Kent Police aim to slow street racers with new technology

Agency hopes to be part of state’s pilot program that catches loud vehicles

Kent Police hope to be part of a pilot program by the state to deter illegal street racing with a new technology that combines sound measurement and video to catch vehicles with excessively loud exhaust noise.

The state Legislature recently approved for the Washington State Traffic Safety Commission to oversee a pilot program and select the participating law enforcement agencies, said Kent Police Chief Rafael Padilla in a Monday email.

“We are very pleased that we were able to get support from our state legislators and the governor,” Padilla said. “It gives Washington law enforcement an opportunity to address the issue of illegal street racing in a new and innovative way. We hope to learn a lot from the pilot to include confirming the viability of a potential new instrument for law enforcement.”

For more than three decades, hundreds of street racers have shown up in the north Kent industrial area on nice weekends – mainly in the spring and summer – to illegally race.

The Kent City Council listed the street racing pilot program as one of its top-five priorities this year for lobbying legislators in Olympia.

The new program utilizes technology to automatically issue tickets for vehicles with illegal (loud) exhaust systems to deter racing. The device reportedly measures noise that triggers a camera to capture the vehicle’s license plate, similar to red-light cameras and school zone traffic cameras that catch speeding drivers.

“We have already reached out to them to re-affirm our desire to be one of the pilot agencies,” Padilla said about the Washington Traffic Safety Commission.

Padilla said he didn’t have information yet about the program’s cost or a potential startup date. Fines for violations also need to be determined. Washington Traffic Safety Commission officials have not yet responded to an email for more details about the pilot project.

“The hope is that the (state) funding provided to conduct the pilot will be sufficient to pay for most if not all costs, but that remains to be determined,” Padilla said.

Seattle-based Cithaeron formed in 2016 to develop the technology, according to its website.

“Cithaeron’s patent-pending technology uses a device to remotely capture excess decibel noise violations from modified vehicle exhaust systems or aftermarket motorcycle pipes,” according to the company. “Think ‘red-light camera’ but for noise. We then present a queue of potential violations via web app to a city agent (typically a police officer) who reviews the violation and approves the citation, which is then routed to the noise offender for payment.”

Kent Police have tried major crackdowns with numerous arrests, even using a Washington State Patrol Cessna fixed-wing aircraft during one large bust to help spot the street racers gathering at a empty private lot behind a couple of warehouses.
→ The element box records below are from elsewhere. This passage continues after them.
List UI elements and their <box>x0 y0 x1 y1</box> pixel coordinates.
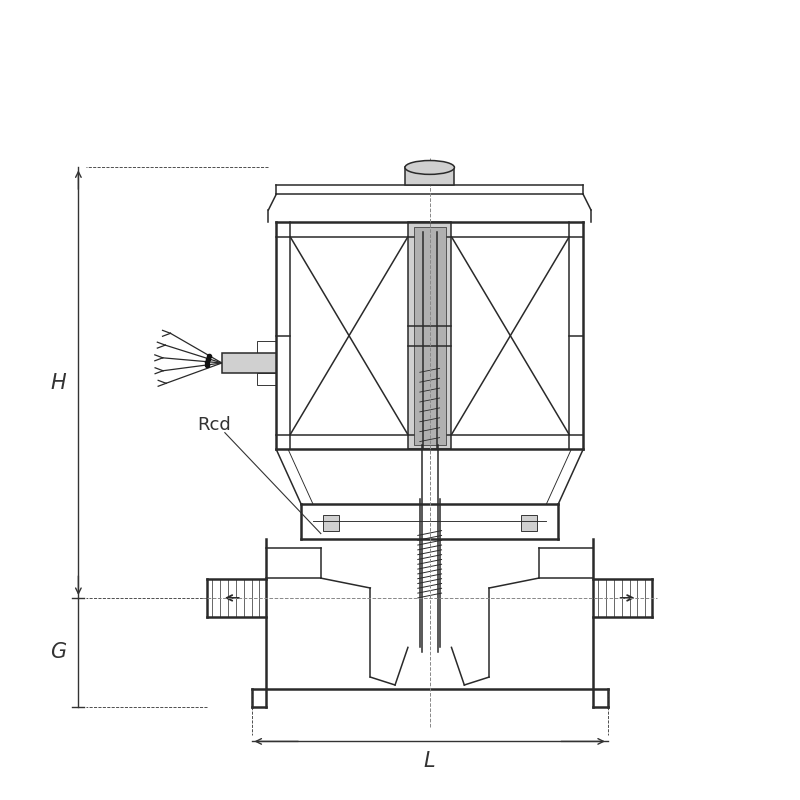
Bar <box>521 514 537 530</box>
Bar <box>323 514 338 530</box>
Text: H: H <box>50 373 66 393</box>
Text: L: L <box>424 751 435 771</box>
Bar <box>408 222 451 450</box>
Bar <box>222 353 276 373</box>
Bar <box>257 342 276 353</box>
Text: G: G <box>50 642 66 662</box>
Bar <box>414 227 446 445</box>
Ellipse shape <box>405 161 454 174</box>
Bar <box>257 373 276 385</box>
Text: Rcd: Rcd <box>197 416 231 434</box>
Bar <box>405 167 454 186</box>
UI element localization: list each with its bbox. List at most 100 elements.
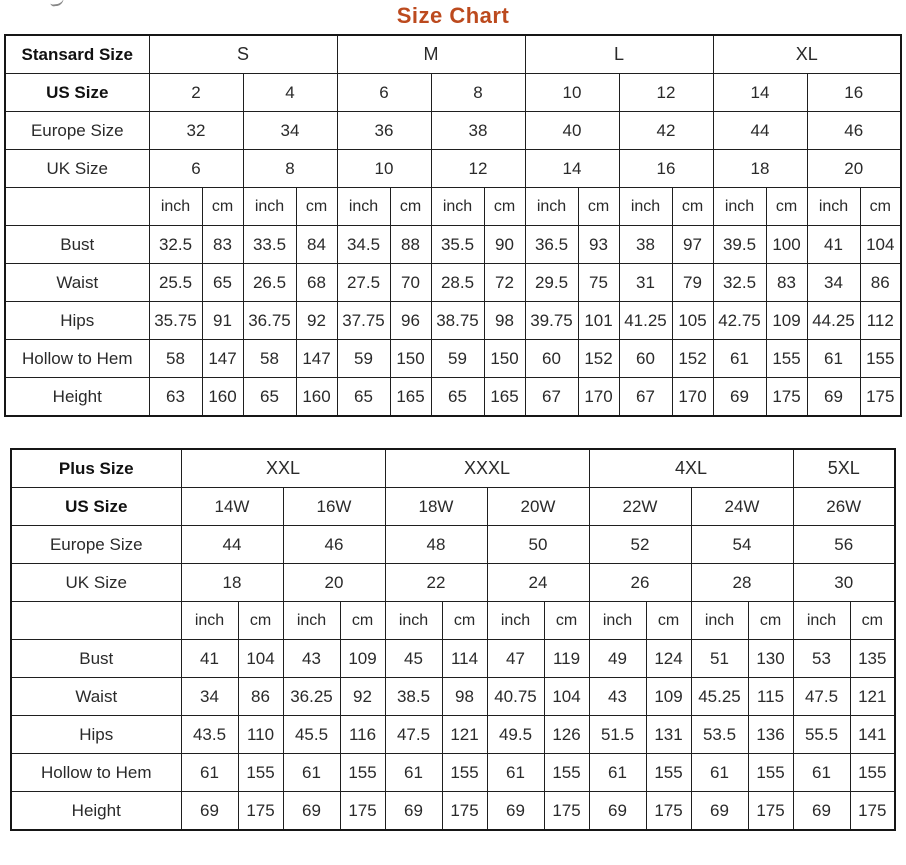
measurement-value-cell: 69 <box>792 791 851 831</box>
measurement-value-cell: 28.5 <box>430 263 485 302</box>
size-value-cell: 16 <box>618 149 714 188</box>
measurement-value-cell: 135 <box>849 639 896 678</box>
measurement-value-cell: 39.75 <box>524 301 579 340</box>
measurement-value-cell: 69 <box>486 791 545 831</box>
measurement-value-cell: 61 <box>712 339 767 378</box>
measurement-value-cell: 31 <box>618 263 673 302</box>
size-value-cell: 6 <box>148 149 244 188</box>
size-value-cell: 8 <box>430 73 526 112</box>
measurement-value-cell: 150 <box>389 339 432 378</box>
size-value-cell: 16 <box>806 73 902 112</box>
size-value-cell: 46 <box>806 111 902 150</box>
unit-cm-cell: cm <box>441 601 488 640</box>
unit-cm-cell: cm <box>237 601 284 640</box>
measurement-row: Waist 34 86 36.25 92 38.5 98 40.75 104 43 109 45.25… <box>10 677 896 716</box>
row-label: US Size <box>4 73 150 112</box>
measurement-value-cell: 63 <box>148 377 203 417</box>
measurement-value-cell: 112 <box>859 301 902 340</box>
measurement-row: Bust 41 104 43 109 45 114 47 119 49 124 51 130 53 135 <box>10 639 896 678</box>
measurement-value-cell: 61 <box>792 753 851 792</box>
measurement-value-cell: 109 <box>645 677 692 716</box>
measurement-value-cell: 38 <box>618 225 673 264</box>
measurement-value-cell: 43 <box>588 677 647 716</box>
measurement-value-cell: 47 <box>486 639 545 678</box>
measurement-value-cell: 58 <box>242 339 297 378</box>
measurement-value-cell: 41 <box>180 639 239 678</box>
measurement-value-cell: 175 <box>765 377 808 417</box>
measurement-value-cell: 69 <box>180 791 239 831</box>
measurement-value-cell: 105 <box>671 301 714 340</box>
unit-cm-cell: cm <box>859 187 902 226</box>
size-row: Europe Size 32 34 36 38 40 42 44 46 <box>4 111 902 150</box>
size-value-cell: 10 <box>524 73 620 112</box>
unit-inch-cell: inch <box>336 187 391 226</box>
measurement-value-cell: 93 <box>577 225 620 264</box>
size-row: Europe Size 44 46 48 50 52 54 56 <box>10 525 896 564</box>
measurement-value-cell: 61 <box>384 753 443 792</box>
size-group-row: Stansard Size S M L XL <box>4 34 902 74</box>
measurement-value-cell: 61 <box>588 753 647 792</box>
size-group-cell: XXXL <box>384 448 590 488</box>
measurement-value-cell: 61 <box>690 753 749 792</box>
measurement-value-cell: 92 <box>295 301 338 340</box>
measurement-value-cell: 65 <box>242 377 297 417</box>
standard-size-table: Stansard Size S M L XL US Size 2 4 6 8 10 12 14 16 Eur… <box>4 34 902 417</box>
measurement-value-cell: 69 <box>806 377 861 417</box>
measurement-value-cell: 86 <box>859 263 902 302</box>
measurement-value-cell: 160 <box>295 377 338 417</box>
measurement-value-cell: 43.5 <box>180 715 239 754</box>
unit-cm-cell: cm <box>389 187 432 226</box>
measurement-row: Hips 43.5 110 45.5 116 47.5 121 49.5 126 51.5 131 5… <box>10 715 896 754</box>
measurement-value-cell: 32.5 <box>712 263 767 302</box>
size-row: UK Size 6 8 10 12 14 16 18 20 <box>4 149 902 188</box>
measurement-row: Bust 32.5 83 33.5 84 34.5 88 35.5 90 36.5 93 38 97 39… <box>4 225 902 264</box>
unit-inch-cell: inch <box>282 601 341 640</box>
measurement-value-cell: 42.75 <box>712 301 767 340</box>
size-value-cell: 12 <box>618 73 714 112</box>
measurement-value-cell: 49 <box>588 639 647 678</box>
measurement-value-cell: 60 <box>524 339 579 378</box>
measurement-value-cell: 155 <box>859 339 902 378</box>
unit-cm-cell: cm <box>543 601 590 640</box>
measurement-value-cell: 165 <box>483 377 526 417</box>
measurement-value-cell: 37.75 <box>336 301 391 340</box>
measurement-value-cell: 83 <box>765 263 808 302</box>
row-label-empty <box>4 187 150 226</box>
measurement-value-cell: 155 <box>645 753 692 792</box>
measurement-value-cell: 36.5 <box>524 225 579 264</box>
measurement-value-cell: 47.5 <box>792 677 851 716</box>
measurement-value-cell: 70 <box>389 263 432 302</box>
row-label: Hips <box>4 301 150 340</box>
table-corner-label: Plus Size <box>10 448 182 488</box>
unit-inch-cell: inch <box>618 187 673 226</box>
measurement-value-cell: 40.75 <box>486 677 545 716</box>
measurement-value-cell: 110 <box>237 715 284 754</box>
measurement-value-cell: 49.5 <box>486 715 545 754</box>
measurement-value-cell: 152 <box>577 339 620 378</box>
measurement-value-cell: 59 <box>430 339 485 378</box>
measurement-value-cell: 26.5 <box>242 263 297 302</box>
measurement-value-cell: 34 <box>180 677 239 716</box>
size-group-cell: M <box>336 34 526 74</box>
row-label: Hollow to Hem <box>4 339 150 378</box>
measurement-value-cell: 155 <box>849 753 896 792</box>
row-label: Europe Size <box>10 525 182 564</box>
row-label: UK Size <box>10 563 182 602</box>
measurement-value-cell: 41.25 <box>618 301 673 340</box>
measurement-value-cell: 53.5 <box>690 715 749 754</box>
measurement-value-cell: 65 <box>430 377 485 417</box>
measurement-value-cell: 155 <box>765 339 808 378</box>
measurement-value-cell: 45.25 <box>690 677 749 716</box>
measurement-value-cell: 170 <box>577 377 620 417</box>
measurement-value-cell: 104 <box>237 639 284 678</box>
size-value-cell: 50 <box>486 525 590 564</box>
unit-cm-cell: cm <box>201 187 244 226</box>
row-label: US Size <box>10 487 182 526</box>
measurement-value-cell: 41 <box>806 225 861 264</box>
size-value-cell: 38 <box>430 111 526 150</box>
measurement-value-cell: 155 <box>543 753 590 792</box>
measurement-row: Hollow to Hem 58 147 58 147 59 150 59 150 60 152 60… <box>4 339 902 378</box>
measurement-value-cell: 131 <box>645 715 692 754</box>
measurement-value-cell: 96 <box>389 301 432 340</box>
size-row: UK Size 18 20 22 24 26 28 30 <box>10 563 896 602</box>
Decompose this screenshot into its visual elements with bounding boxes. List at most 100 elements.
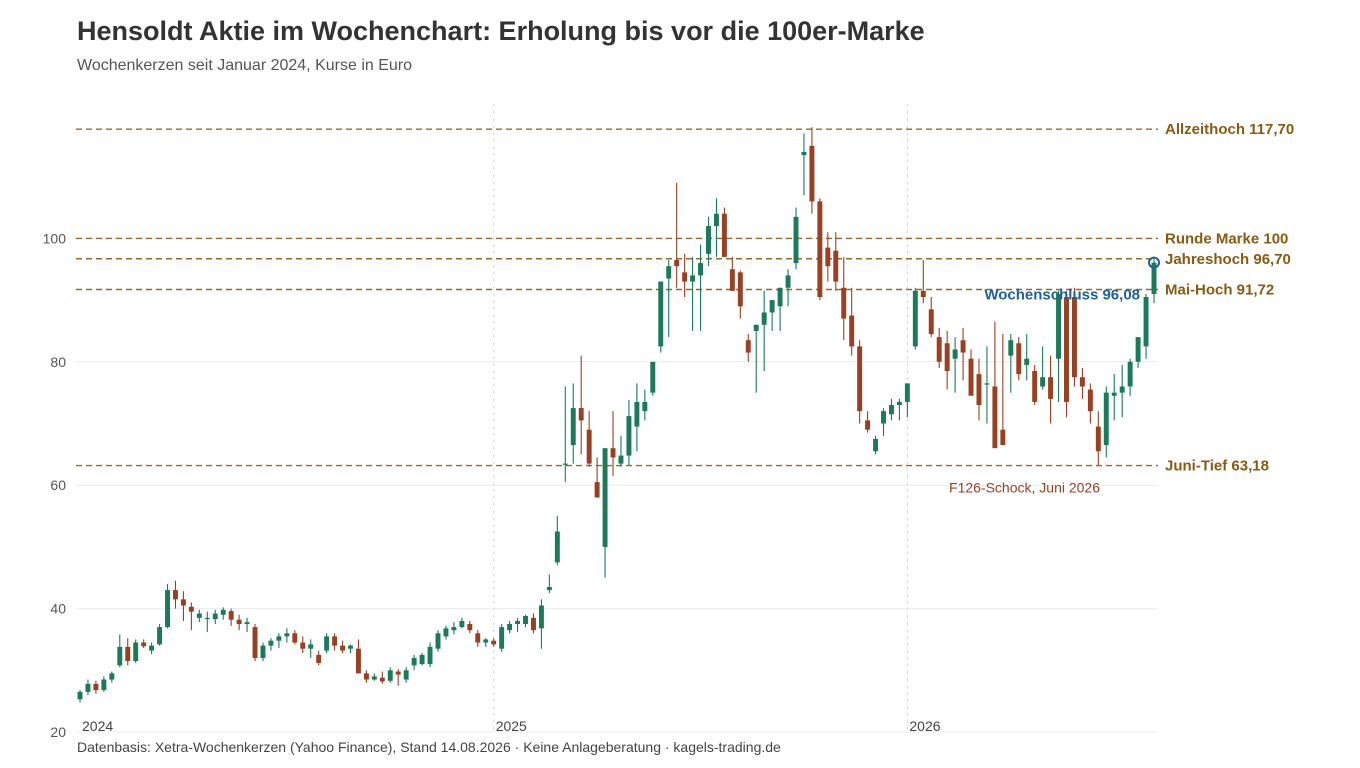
reference-line-label: Runde Marke 100 (1165, 230, 1288, 247)
candle-body (817, 201, 823, 298)
candle-body (602, 448, 608, 547)
candle-body (698, 263, 703, 276)
candle (515, 617, 521, 633)
candle (507, 620, 513, 634)
candle-body (976, 374, 982, 405)
candle (93, 680, 99, 694)
candle-body (244, 622, 250, 625)
candle (252, 624, 258, 662)
candle-body (992, 386, 998, 449)
candle-body (435, 633, 441, 649)
candle-body (93, 683, 99, 691)
candle (594, 457, 600, 498)
candle-body (157, 627, 163, 645)
candle (666, 259, 672, 338)
candle (1095, 411, 1101, 466)
candle-body (220, 609, 226, 615)
candle (873, 435, 879, 455)
candle-body (713, 213, 719, 227)
candle (332, 633, 338, 651)
candle-body (1040, 377, 1046, 387)
candle (626, 400, 632, 466)
candle-body (690, 275, 696, 282)
y-tick-label: 100 (43, 230, 67, 246)
candle (371, 673, 377, 681)
candle (682, 253, 688, 298)
candle (165, 583, 170, 629)
candle (212, 609, 218, 625)
candle (1032, 364, 1038, 405)
candle (904, 383, 910, 418)
candle (1087, 383, 1093, 424)
candle (1135, 337, 1141, 368)
candle (618, 435, 624, 467)
candle-body (125, 646, 131, 662)
candle-body (570, 408, 576, 446)
candle-body (737, 272, 743, 307)
candle (284, 628, 290, 643)
candle-body (546, 587, 552, 591)
candle-body (857, 346, 863, 412)
candle-body (515, 620, 521, 625)
candle (499, 624, 505, 652)
candle (650, 361, 656, 396)
candle-body (300, 642, 306, 649)
reference-lines (76, 128, 1158, 467)
candle-body (1151, 262, 1157, 294)
candle (236, 614, 242, 631)
candle-body (379, 677, 385, 682)
candle-body (308, 644, 314, 649)
candle (308, 639, 314, 658)
candle-body (268, 640, 274, 646)
candle-body (1032, 371, 1038, 402)
candle (1071, 287, 1077, 387)
candle (992, 321, 998, 449)
candle-body (968, 358, 974, 396)
candle-body (928, 309, 934, 335)
candle-body (984, 383, 990, 385)
candle (355, 639, 361, 674)
candle-body (658, 281, 664, 347)
candle (674, 182, 680, 288)
candle-body (562, 463, 568, 465)
candle-body (236, 619, 242, 625)
candle-body (706, 226, 711, 254)
candle (1143, 293, 1149, 359)
candle (546, 574, 552, 594)
candle (706, 216, 711, 267)
candle-body (1000, 429, 1006, 446)
candle (387, 667, 393, 683)
candle-body (180, 599, 186, 606)
candle (602, 448, 608, 578)
candle (920, 259, 926, 304)
candle (881, 408, 886, 436)
candle (268, 638, 274, 651)
candle (896, 398, 902, 421)
candle (761, 290, 767, 372)
x-tick-label: 2024 (82, 718, 113, 734)
candle (196, 609, 202, 623)
candle (1000, 334, 1006, 446)
candle (809, 127, 815, 214)
candle (642, 389, 648, 421)
candle (244, 617, 250, 633)
candle-body (1071, 297, 1077, 378)
candle (411, 654, 417, 671)
candle (1040, 346, 1046, 390)
candle-body (650, 361, 656, 393)
candle (753, 324, 759, 393)
x-tick-label: 2025 (496, 718, 527, 734)
candle (833, 232, 839, 291)
candle (459, 617, 465, 629)
candle (340, 640, 345, 654)
candle (204, 611, 210, 633)
candle-body (443, 628, 449, 637)
candle-body (833, 250, 839, 282)
candle (865, 411, 871, 433)
candle-body (777, 287, 783, 307)
candle (960, 327, 966, 381)
candles (77, 127, 1157, 703)
candle (220, 607, 226, 620)
candle (634, 383, 640, 452)
candle-body (292, 633, 298, 643)
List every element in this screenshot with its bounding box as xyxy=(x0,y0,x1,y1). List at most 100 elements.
But the department found it couldn’t stop the popular late-night racing with multiple arrests.

Other steps by police included rumble strips, signs that posted a Stay Out of Areas of Racing (SOAR) city ordinance and even an attempt to get the racers to go up to Pacific Raceways just east of Kent to drag race. Racers, however, prefer using the north Kent industrial streets that are empty at night. They also have moved up to East Hill streets.

State law (RCW 46.37.390) requires that all vehicles be outfitted with a muffler/exhaust system and prohibits vehicle owners from installing muffler/exhaust systems that produce noise louder than that produced from the muffler that was installed by the vehicle manufacturer.

A good percentage of illegal street racers install very loud noise polluting exhaust systems on their cars to enhance performance, Padilla said in a Kent Reporter article in January.